The investigation should be concluded within six months, and affected parties have been asked to submit written comments on the issues to the Ministry within 20 days of Friday’s announcement.

Despite the seeming escalation in trade tensions, President Donald Trump’s planned visit to Beijing to meet with Chinese President Xi Jinping is still in the works.

While the sitdown was originally planned for late March or early April, Trump delayed the meeting due to the war in Iran. A tentative visit for May 14-15 has been floated by news outlets, and while China Foreign Ministry Spokesperson Lin Jian has thus far declined to confirm the dates, he said “China and the U.S. remain in communication on President Trump’s visit to China.”
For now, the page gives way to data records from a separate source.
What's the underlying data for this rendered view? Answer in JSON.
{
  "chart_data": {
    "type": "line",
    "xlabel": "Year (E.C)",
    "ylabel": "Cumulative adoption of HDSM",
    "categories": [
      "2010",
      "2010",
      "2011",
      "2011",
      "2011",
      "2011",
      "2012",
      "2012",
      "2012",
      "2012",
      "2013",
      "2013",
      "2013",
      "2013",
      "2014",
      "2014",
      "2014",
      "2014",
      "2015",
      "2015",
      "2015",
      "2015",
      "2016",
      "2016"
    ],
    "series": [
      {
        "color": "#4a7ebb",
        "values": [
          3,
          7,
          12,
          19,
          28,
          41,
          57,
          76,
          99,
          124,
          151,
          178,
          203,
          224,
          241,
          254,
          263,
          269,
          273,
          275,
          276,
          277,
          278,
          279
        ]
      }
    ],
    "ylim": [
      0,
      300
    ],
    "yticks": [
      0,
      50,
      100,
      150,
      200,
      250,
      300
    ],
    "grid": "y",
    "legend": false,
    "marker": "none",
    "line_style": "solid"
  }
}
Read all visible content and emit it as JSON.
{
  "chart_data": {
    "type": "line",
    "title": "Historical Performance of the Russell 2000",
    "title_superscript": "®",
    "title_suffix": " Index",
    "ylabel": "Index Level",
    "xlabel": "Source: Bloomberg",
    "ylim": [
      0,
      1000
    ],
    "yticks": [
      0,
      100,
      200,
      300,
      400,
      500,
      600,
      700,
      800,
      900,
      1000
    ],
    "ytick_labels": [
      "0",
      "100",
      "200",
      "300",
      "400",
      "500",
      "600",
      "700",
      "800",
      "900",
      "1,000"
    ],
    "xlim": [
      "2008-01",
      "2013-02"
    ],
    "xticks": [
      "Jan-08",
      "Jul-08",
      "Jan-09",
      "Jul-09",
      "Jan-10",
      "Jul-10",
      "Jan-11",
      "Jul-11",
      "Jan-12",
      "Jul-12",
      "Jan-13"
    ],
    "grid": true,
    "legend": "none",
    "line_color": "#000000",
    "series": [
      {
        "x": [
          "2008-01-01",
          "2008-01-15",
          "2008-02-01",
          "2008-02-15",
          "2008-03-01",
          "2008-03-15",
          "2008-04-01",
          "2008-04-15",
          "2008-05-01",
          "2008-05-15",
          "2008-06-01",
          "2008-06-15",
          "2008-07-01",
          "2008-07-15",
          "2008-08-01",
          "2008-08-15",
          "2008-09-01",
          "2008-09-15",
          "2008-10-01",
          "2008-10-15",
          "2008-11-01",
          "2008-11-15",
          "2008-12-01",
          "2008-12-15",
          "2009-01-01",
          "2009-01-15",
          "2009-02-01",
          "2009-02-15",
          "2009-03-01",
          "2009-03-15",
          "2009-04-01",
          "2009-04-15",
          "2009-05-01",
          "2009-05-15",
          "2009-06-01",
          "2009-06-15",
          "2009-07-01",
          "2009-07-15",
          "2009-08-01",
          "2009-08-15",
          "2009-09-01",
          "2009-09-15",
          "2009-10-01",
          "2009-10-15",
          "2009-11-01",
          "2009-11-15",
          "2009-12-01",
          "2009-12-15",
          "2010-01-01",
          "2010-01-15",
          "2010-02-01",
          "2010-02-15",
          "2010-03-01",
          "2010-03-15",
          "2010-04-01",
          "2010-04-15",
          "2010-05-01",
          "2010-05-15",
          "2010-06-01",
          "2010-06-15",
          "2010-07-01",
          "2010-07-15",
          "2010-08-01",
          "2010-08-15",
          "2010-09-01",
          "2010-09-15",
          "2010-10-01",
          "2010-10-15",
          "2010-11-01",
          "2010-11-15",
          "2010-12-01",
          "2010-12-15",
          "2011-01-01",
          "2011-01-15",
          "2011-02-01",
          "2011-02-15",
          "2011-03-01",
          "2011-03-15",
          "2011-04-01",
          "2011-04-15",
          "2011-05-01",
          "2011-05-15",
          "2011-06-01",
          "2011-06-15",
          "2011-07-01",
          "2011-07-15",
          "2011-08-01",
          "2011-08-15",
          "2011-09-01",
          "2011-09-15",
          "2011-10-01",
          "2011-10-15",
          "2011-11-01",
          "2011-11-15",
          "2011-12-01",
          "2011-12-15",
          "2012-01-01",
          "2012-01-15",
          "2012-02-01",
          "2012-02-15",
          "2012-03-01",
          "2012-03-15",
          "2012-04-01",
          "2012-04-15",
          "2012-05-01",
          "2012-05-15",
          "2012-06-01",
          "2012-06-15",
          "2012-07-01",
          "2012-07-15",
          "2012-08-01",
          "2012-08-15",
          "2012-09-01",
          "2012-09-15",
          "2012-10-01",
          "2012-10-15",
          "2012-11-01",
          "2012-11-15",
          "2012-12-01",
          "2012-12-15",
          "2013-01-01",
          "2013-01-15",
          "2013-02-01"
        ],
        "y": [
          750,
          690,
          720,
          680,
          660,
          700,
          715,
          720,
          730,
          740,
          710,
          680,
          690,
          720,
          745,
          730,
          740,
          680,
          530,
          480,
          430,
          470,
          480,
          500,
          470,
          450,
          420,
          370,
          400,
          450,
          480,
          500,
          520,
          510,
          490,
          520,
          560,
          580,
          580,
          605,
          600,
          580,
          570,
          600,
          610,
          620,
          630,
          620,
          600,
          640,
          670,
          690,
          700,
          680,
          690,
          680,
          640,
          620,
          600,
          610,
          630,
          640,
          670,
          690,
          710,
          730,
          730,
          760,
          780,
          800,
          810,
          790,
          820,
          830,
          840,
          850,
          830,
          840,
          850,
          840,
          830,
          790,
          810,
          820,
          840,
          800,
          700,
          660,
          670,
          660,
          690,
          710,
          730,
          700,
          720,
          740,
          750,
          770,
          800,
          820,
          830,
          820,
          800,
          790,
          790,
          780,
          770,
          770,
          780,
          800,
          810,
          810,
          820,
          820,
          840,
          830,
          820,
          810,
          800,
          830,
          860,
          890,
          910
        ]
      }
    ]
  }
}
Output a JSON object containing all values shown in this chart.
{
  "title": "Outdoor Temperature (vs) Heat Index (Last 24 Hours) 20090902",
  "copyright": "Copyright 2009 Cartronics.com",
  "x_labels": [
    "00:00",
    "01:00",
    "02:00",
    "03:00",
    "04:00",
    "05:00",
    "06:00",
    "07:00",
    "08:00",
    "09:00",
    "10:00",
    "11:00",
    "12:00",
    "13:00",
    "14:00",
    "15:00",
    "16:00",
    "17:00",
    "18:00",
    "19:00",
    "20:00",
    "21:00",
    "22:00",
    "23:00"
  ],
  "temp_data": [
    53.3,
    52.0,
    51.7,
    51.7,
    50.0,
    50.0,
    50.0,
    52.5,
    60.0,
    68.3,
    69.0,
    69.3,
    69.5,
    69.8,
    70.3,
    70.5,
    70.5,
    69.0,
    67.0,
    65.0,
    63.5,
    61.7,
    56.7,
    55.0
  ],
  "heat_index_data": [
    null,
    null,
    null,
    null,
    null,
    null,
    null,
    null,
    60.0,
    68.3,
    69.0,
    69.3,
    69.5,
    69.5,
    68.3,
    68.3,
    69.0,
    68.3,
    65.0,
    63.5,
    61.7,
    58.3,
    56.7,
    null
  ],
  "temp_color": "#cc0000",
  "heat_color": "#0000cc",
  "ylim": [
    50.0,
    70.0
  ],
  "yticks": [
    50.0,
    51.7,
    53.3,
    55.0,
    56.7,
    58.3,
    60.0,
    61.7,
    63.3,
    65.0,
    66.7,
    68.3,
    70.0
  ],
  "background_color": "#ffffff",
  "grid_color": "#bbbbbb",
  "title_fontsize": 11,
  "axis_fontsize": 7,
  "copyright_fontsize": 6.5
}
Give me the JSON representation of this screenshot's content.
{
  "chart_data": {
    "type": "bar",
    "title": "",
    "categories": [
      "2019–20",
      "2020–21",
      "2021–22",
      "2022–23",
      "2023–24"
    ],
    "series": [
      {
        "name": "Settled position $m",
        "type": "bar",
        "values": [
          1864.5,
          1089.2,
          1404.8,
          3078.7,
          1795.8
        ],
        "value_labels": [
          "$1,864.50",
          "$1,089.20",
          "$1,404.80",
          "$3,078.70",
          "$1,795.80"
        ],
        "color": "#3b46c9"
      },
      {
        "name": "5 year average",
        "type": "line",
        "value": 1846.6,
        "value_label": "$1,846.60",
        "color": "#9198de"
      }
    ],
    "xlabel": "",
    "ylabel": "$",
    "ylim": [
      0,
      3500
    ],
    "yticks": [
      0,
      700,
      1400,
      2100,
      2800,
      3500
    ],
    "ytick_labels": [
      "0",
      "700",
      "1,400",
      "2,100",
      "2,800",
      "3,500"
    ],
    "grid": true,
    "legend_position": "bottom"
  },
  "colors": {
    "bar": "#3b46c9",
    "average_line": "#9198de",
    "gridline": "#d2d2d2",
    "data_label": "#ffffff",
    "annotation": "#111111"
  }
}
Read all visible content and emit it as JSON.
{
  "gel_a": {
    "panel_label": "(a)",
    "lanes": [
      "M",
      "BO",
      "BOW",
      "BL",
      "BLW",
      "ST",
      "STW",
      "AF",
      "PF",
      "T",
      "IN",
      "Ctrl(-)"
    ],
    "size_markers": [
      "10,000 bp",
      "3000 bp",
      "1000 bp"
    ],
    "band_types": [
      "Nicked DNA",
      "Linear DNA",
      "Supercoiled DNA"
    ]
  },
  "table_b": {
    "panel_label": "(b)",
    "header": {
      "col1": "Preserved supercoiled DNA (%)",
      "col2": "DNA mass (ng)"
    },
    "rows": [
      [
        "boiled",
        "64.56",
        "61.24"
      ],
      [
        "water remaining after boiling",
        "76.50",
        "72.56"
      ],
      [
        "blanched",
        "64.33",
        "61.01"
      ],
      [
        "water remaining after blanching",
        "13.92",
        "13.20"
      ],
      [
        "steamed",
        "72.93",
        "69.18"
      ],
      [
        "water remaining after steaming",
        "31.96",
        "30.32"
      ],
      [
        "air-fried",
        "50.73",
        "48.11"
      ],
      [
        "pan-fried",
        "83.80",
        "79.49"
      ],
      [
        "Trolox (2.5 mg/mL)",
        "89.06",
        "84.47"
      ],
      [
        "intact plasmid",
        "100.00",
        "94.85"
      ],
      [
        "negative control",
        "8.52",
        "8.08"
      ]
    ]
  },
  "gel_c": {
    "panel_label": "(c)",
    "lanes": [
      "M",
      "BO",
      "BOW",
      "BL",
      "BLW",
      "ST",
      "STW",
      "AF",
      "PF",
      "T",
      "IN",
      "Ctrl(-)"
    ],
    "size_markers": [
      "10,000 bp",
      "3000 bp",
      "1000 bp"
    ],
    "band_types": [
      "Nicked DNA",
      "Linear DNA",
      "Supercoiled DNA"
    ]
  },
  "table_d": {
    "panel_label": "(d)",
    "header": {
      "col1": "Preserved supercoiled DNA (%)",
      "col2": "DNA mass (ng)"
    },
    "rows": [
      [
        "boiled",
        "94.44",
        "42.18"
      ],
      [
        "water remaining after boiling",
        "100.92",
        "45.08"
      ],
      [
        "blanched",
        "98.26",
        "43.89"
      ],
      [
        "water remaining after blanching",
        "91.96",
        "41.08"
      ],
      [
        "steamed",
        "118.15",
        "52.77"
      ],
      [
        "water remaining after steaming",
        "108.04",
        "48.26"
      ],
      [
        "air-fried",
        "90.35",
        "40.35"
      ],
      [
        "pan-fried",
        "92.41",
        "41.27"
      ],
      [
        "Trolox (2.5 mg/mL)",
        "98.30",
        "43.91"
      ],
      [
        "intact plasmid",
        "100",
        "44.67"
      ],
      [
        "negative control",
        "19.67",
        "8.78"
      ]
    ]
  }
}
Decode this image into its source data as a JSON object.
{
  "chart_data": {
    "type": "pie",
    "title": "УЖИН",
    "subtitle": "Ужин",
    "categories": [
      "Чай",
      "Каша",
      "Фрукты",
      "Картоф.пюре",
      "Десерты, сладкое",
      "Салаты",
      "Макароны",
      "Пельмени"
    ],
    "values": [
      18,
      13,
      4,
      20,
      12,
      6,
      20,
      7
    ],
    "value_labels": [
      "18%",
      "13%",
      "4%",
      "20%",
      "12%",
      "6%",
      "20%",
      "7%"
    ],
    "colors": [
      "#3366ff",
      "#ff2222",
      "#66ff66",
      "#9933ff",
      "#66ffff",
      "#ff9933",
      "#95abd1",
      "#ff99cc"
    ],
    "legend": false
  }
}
The U.S. and China are far from the only economies affected by shifting trade dynamics and mounting pressures on international relations.  

At the World Trade Organization’s 14th Ministerial Conference in Cameroon last week, Director-General Ngozi Okonjo-Iweala said “the world order and multilateral system we used to know has irrevocably changed,” and “we will not get it back.”

“We cannot deny the scale of the problems confronting the world today,” she added. “It is no secret that the world trading system is experiencing the worst disruptions in the past 80 years.”

As a result, WTO economists predicted 1.9 percent growth in global goods trade this year as previously postponed tariffs kick in and geopolitics, energy prices and policy uncertainty continue to roil the supply chain. Should heightened oil prices persist as a result of the war in Iran and the constricted flow through the Strait of Hormuz, that forecast could fall even lower to 1.4 percent.